Her new Hidden Garden collection includes the spectacular Persica suite of jewels, above, set with conch pearls in many shades of pink, some of which are triangular shaped. “I look for the individual colours, from pastels to vivid pink, affectionately known as ‘tutti frutti’”, explains Ho. “The triangular conch pearls used in the Persica necklace are exceptionally rare and took me over two years to collect. This makes the Persica suite a complete one-off.”

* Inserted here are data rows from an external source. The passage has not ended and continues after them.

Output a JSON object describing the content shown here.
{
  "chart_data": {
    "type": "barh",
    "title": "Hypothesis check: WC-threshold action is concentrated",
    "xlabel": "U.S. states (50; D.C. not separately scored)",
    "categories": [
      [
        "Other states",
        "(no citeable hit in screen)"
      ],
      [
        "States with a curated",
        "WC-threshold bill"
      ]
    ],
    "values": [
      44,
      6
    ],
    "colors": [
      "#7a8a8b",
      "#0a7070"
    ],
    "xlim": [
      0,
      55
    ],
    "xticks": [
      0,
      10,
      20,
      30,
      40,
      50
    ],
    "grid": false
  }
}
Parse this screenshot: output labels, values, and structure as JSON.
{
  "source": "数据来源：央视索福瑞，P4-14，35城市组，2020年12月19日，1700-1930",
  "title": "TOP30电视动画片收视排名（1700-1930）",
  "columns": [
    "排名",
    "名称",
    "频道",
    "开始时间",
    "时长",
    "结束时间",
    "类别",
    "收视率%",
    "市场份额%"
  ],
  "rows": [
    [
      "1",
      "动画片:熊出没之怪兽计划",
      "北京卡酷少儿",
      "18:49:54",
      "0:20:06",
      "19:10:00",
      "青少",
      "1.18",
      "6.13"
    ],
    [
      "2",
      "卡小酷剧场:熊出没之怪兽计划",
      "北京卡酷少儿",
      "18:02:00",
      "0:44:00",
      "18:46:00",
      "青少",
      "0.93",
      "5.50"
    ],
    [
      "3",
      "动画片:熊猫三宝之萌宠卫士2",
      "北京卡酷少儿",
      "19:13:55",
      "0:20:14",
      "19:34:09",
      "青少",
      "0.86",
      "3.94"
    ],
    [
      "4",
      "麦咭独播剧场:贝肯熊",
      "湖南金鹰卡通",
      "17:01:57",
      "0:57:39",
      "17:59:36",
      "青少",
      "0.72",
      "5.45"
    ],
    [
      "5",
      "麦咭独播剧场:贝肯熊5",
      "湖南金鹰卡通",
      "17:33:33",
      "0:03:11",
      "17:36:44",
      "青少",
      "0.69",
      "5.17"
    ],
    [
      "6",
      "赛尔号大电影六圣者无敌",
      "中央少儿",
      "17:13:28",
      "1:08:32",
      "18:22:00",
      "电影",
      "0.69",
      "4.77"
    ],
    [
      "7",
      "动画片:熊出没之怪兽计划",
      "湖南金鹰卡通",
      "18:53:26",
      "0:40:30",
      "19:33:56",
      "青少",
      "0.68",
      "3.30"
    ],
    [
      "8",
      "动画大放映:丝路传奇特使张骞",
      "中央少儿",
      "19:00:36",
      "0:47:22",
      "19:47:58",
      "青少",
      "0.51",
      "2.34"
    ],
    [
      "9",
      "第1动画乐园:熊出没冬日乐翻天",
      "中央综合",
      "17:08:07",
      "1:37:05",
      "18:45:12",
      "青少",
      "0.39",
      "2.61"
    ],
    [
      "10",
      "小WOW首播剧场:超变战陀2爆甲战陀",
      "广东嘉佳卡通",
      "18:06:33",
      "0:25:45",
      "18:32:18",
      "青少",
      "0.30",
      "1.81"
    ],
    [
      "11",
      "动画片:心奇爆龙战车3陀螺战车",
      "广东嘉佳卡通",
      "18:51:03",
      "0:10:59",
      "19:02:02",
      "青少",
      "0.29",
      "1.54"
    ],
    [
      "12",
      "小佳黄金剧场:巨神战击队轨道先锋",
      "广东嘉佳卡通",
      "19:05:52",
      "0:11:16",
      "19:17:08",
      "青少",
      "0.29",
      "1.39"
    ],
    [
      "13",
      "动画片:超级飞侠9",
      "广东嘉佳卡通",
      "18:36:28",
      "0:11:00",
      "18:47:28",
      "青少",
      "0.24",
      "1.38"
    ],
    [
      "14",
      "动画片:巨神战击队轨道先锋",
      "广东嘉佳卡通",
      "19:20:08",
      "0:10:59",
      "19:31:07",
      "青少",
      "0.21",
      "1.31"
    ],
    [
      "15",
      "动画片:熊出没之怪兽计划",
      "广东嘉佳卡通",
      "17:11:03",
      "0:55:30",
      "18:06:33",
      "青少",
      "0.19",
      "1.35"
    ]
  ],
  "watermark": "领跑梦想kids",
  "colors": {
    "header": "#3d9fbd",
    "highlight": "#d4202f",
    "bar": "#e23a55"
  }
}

Though pink conch pearls are most commonly seen in jewellery, other colours can also make for spectacular and highly unusual creations. In 1995, Hemmerle created the naturalistic Tarantula brooch, below. The abdomen of the venomous spider was recreated using a 111.76-carat dark-brown conch pearl – one of the largest and rarest ever found.
When to wear your conch pearl jewellery
A word of advice before you take the plunge and buy a piece of conch pearl jewellery. Known as the night gem, conch pearls are prone to fading with prolonged exposure to sunlight. So while you may be tempted to wear your conch pearls all the time, it is advisable to keep them primarily for evening or occasional wear.